In Hebrews 6:20, the reference to the Melchizedek order is of the glorified Jesus and the context is surrounded by ideas of permanence and stability. Words such as oath, confirmation, promise, immutability, confirmed, refuge, and anchor, all are supporting the concept that this One Who has preceded us and entered within the veil, is able to assure us of our safe arrival by virtue of His Melchizedek priesthood. The fact that He is named a forerunner is the indication that there are more to follow.
As we move through chapter 7, there is, again, the emphasis on distinctiveness and permanence. The priesthood of Aaron was imperfect because of change and death. A “different” priest is needed. The order of Aaron and Levi is in keeping with a fleshly commandment, but this different one is “in harmony with a dynamic life that cannot be dissolved” (7:16). Then comes the traditional quote from Psalm 110:4 again. It is remarkable that four times (Heb 5:5, 6:20, 7:17, and 7:21) the phrase “forever” (literally, “unto the age,” indicating constancy in view of the future, Newberry) is used in this context to highlight the unbroken, supra-dispensational nature and stability of this Person in this role. He always will be what God has appointed Him to be, and there will be no need for any replacement.

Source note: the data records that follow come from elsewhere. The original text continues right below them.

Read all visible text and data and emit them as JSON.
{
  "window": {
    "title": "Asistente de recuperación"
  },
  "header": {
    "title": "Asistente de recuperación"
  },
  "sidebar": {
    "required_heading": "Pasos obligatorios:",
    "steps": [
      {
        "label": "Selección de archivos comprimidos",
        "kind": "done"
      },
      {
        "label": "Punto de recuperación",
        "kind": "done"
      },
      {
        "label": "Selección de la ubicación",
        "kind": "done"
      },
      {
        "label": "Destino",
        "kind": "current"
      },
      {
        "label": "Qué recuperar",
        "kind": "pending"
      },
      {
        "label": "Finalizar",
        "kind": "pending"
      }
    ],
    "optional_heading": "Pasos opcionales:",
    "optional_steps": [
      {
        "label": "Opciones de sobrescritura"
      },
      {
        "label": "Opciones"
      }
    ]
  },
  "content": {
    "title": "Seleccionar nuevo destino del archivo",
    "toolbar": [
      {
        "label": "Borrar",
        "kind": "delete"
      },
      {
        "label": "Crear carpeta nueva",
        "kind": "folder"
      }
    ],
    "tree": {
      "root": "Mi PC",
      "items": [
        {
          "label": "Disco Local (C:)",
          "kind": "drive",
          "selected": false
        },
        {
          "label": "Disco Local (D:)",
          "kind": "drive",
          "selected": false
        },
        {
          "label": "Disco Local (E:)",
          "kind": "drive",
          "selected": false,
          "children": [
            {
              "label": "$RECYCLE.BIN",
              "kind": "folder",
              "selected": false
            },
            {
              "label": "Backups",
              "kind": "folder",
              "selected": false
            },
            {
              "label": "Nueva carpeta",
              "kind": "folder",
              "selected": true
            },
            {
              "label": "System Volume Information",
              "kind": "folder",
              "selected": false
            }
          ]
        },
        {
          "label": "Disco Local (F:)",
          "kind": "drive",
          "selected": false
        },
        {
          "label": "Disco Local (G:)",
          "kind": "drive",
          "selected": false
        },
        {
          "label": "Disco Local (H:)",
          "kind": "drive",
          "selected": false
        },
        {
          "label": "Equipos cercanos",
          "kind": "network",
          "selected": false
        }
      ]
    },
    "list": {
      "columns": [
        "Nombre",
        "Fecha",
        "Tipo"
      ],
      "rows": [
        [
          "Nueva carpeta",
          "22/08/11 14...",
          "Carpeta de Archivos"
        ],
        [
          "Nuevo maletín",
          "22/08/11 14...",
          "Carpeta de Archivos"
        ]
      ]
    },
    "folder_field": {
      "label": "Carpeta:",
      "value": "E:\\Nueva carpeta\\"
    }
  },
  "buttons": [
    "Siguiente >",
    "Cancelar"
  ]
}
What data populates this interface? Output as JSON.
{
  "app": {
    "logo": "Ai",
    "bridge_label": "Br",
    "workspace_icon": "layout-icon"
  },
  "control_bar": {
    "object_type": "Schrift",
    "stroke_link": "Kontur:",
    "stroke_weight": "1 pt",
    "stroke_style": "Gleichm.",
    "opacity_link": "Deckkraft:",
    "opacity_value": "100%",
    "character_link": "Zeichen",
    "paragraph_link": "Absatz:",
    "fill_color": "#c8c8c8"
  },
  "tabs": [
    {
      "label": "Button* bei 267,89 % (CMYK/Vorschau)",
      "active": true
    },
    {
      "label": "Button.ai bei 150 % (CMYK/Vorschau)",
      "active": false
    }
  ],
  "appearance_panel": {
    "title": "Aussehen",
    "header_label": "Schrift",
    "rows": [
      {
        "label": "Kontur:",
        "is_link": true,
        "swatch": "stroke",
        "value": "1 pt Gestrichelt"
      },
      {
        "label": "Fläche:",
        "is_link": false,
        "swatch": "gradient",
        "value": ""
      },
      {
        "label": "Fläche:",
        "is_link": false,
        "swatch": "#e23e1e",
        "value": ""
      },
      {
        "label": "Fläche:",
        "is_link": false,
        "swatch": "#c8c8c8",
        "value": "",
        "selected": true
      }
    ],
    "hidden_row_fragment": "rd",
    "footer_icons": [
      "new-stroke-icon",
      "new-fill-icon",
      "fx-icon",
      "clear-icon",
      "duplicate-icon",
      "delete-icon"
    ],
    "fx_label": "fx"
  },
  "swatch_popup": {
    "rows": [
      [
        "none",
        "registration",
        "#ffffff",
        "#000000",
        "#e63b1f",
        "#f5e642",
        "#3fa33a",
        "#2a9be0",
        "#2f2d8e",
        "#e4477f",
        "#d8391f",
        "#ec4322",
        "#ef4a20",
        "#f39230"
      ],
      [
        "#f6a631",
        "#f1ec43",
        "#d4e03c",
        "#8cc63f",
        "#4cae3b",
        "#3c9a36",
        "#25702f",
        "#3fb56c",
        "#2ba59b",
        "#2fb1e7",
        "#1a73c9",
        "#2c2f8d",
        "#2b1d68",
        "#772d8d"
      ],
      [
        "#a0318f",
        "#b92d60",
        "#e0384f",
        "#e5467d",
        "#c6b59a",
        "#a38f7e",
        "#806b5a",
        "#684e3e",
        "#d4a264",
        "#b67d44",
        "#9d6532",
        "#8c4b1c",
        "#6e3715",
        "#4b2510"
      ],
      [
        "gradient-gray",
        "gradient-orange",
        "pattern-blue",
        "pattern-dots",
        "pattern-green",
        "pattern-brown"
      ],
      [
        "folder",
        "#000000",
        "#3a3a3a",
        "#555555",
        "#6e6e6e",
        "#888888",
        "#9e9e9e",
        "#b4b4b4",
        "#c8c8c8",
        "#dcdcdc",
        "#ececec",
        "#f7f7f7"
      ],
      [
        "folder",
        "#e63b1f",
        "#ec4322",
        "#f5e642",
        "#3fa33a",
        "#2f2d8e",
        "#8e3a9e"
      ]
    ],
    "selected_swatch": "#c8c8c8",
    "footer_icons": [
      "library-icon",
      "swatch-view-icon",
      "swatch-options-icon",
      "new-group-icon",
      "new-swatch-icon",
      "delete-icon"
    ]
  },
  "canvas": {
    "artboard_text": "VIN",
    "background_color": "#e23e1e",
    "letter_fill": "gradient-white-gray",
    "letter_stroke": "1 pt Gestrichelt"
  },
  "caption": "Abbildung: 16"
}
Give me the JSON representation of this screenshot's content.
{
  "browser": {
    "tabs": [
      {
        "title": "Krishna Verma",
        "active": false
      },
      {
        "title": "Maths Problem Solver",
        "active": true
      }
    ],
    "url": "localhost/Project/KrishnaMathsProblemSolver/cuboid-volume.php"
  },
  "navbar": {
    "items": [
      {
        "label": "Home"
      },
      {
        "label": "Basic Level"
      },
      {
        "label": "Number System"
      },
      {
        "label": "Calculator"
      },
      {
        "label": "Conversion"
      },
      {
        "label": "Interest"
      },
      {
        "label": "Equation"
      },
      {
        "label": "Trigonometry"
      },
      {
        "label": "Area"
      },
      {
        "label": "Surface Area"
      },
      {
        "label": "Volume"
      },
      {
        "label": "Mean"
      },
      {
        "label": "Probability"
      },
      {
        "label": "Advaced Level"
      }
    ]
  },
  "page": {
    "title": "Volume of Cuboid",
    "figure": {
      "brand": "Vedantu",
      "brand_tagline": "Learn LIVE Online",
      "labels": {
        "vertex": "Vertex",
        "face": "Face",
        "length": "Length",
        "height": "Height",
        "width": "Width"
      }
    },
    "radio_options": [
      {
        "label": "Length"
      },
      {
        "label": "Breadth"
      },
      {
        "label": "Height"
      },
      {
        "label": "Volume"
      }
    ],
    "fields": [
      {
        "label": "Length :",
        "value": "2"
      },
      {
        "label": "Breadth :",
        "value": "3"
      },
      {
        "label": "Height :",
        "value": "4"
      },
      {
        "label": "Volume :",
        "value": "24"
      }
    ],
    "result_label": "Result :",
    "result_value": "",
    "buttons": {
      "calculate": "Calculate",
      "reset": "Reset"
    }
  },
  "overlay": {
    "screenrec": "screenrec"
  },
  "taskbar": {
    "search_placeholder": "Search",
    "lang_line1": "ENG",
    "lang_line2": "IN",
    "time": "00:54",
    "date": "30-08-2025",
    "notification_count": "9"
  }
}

There is a unique word which cannot be overlooked in the consideration of this Man and His priesthood. As the writer of Hebrews proceeds in his exposition of this priesthood, the great problem of death surfaces to challenge the merit and effectiveness of any priesthood, and it will challenge this one, as well. But death cannot touch this Priest after the order of Melchizedek, because He has neither beginning of days nor end of life. Consequently, he has an “unchangeable” priesthood. This word, “unchangeable,” is not found anywhere else in the New Testament and demands consideration. Various attempts have been made to translate this word to convey the fullness of its meaning, and I have enjoyed seeing value in every one of them. Some suggestions are:
“Unchangeable,” indicating that it will not vary from within.
“Unalterable,” indicating that it will not change by any intention or design.
“Inviolable,” indicating that it will not be changed by any external influence.
“Untransferable,” indicating the contrast to the Aaronic priests, who had to transfer their rights of priesthood to successive generations because of death.
There is another way to look at it. The word is a compound of the negative prefix a and parabates which means “transgressor,” or “one who oversteps the limit.” This priesthood is, in effect, “untransgressable.” What may we learn from this? First, this priest, in His service, will never step out of bounds in the fulfillment of His work. The priest of the Levitical order could sin (Lev 4:3) and bring guilt upon the people; this One never will and never can sin. Second, the ones to whom He ministers can never transgress against Him in this work; they can never get “out of reach.” There were times and ways that the Israelite could sin to the point where the priesthood was of no further benefit to him, and he was “cut off from his people” in his sin. This Priest is “able to save to the uttermost (literally, the ’limit of everything’) all that come unto God by Him” (Heb 7:25). We cannot get out of reach to where He cannot minister to us in His provision of bread and wine, and the sustaining, preserving revelation of God. This also makes me think that the idea of salvation in verse 25 is primarily that of preservation, not rescue or deliverance.
In verse 26, there is a list of five characteristics of this Man in His priesthood that “suit” us. First of all He is “holy,” (pious). He is One Who is free from sin and Who perfectly fulfills the divine requirements in mind and conduct. The word is associated with the idea of righteousness because He fulfills what is felt to be necessary or binding. It is conduct that is emphasized by the word, more than character. The second word, “harmless,” indicates the priest’s effect on others. The Levitical priest, on occasion, had to confront a man or a woman, and declare them unclean. There was nothing else to do but depart and experience the ostracism of the community. This Priest does not treat those who are under His care in this maner. His ministry is always harmless, for there is never an adverse effect on those for whom He provides. He is also “undefiled,” for no outside influences can turn Him aside or alter His desires to bless. The Aaronic priest in 2 Kings 16:10-16 was influenced to sin by the commandment of King Ahaz and his record was thus defiled. This Man can never be influenced to sin by the direction or coercion of others. Again, He is “separate from sinners,” and this is a permanent condition, for it is written in the perfect tense. He has been established in this state by God that He might be eternally distinguished from all others who are subject to sin. Sin will never characterize Him. Finally, He is “become higher than the heavens,” not only positionally, but morally. No other person will ever enjoy the supremacy and superiority that is His as He functions in the fullness of this Melchizedek priesthood.
Hebrews 7, then, closes with a summary of the moral characteristics of this High Priest, and the permanent value of His personal, once-for-all sacrifice. Then we are reminded that it is, indeed, still the same Son, and He is “perfected unto the age (Newberry).” There can be no additions, no replacements, no improvements, and no demerits, to this One Who alone merits the title of “High Priest forever after the order of Melchizedek!”